Concentrée sur son pouvoir qu'elle faisait agir à l'intérieur de son corps, la jeune fille ignora la provocation. Elle tremblait de peur et de colère, mais ne savait pas quoi faire de plus. Elle savait qu'elle ne pourrait pas s'enfuir dans son état et quand bien même, elle y arriverait, elle ne pouvait pas se permettre d'abandonner son employeur. Ses cheveux mouillés lui collaient au crâne, le rhum coulait sur son visage et ses yeux commencèrent à la brûler. Au bord des larmes, elle se contenait de secouer son patron afin de le réveiller, tout en restant silencieuse. Un des hommes présents remarqua la scène et pour se moquer d'elle, attrapa le propriétaire par le col de sa chemise et le jeta derrière le bar dans un fracas épouvantable. Noriko se mit les deux mains sur la bouche pour s'empêcher de crier avant de se recroqueviller lentement sur elle-même. Un mal de tête commençait à lui marteler le crâne : les effets de la gueule de bois. Encore un petit effort et elle serait parfaitement sobre et consciente. Seule et à genoux au centre de la pièce, les mains et les jambes tremblantes, elle pleurait à chaudes larmes, rongée par la peur et l'angoisse, attendant que les huit hommes se lassent de tout saccager. Ces derniers continuèrent de massacrer le bar sans lui prêter attention. Lorsqu'ils furent tous essoufflés, ils prirent des bouteilles d'alcool et burent à même le goulot, tout en se racontant des anecdotes, en riant aux éclats et en laissant leur ivresse prendre le dessus.
Le chef des chasseurs de prime prit une chaise, posa une bouteille de rhum à ses pieds et s'installa soudainement face à Noriko avant de lui ordonner de le regarder. Elle obtempéra et obéit, relevant son menton tremblant tout en se mordant la lèvre inférieure. Elle avait réussit à s'hydrater et était désormais parfaitement capable de maîtriser son corps et son esprit.
- Tu as vraiment un très joli visage, lui affirma-t-il en sortant un couteau, il me donne envie de te le tailler en pièce.
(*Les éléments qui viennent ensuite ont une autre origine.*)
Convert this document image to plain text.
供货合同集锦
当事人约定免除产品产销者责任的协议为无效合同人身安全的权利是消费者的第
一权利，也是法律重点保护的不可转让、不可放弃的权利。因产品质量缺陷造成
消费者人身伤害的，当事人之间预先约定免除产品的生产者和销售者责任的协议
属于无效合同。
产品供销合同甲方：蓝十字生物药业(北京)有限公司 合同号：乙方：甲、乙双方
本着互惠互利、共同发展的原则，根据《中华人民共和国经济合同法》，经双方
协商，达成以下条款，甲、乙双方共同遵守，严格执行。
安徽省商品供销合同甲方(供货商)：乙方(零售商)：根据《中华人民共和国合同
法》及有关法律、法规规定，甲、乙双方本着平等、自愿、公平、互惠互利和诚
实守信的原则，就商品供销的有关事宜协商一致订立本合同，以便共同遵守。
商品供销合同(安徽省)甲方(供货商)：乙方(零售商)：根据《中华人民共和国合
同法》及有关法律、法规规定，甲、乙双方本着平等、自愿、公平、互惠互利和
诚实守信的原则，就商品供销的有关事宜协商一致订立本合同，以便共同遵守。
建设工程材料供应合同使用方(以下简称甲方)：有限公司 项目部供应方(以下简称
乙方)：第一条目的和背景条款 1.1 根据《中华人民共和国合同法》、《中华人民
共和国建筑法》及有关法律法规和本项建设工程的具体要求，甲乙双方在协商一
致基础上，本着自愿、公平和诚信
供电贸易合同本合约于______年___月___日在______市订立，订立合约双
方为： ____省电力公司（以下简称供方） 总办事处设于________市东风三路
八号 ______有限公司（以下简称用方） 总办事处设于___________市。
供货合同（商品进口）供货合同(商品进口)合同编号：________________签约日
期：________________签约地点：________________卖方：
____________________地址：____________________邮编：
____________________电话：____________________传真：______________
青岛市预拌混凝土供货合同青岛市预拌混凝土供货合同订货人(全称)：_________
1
À l'aide de sa lame, il lui caressa la joue, puis fit semblant de la lui piquer. Le cœur de Noriko rata un bond, avant de reprendre une course effrénée. Éveillée mais maintenant en proie à la panique, chacun de ses membres tremblaient. Elle se sentait plus ses jambes, son estomac se tordait sous l'effet de la peur ainsi que de l'alcool, sa gorge ne lui brûlait plus mais sa bouche était toujours pâteuse. Son potentiel agresseur se curait les ongles à l'aide de sa lame tout en la dévisageant, semblant réfléchir à ce qu'il allait dire. La jeune fille baissa la tête pour tenter de garder son calme et de trouver une solution afin de se sortir de cette situation.
- Je m'appelle Ibuki, je suis le chef de cette bande, se présenta-t-il finalement avec fierté.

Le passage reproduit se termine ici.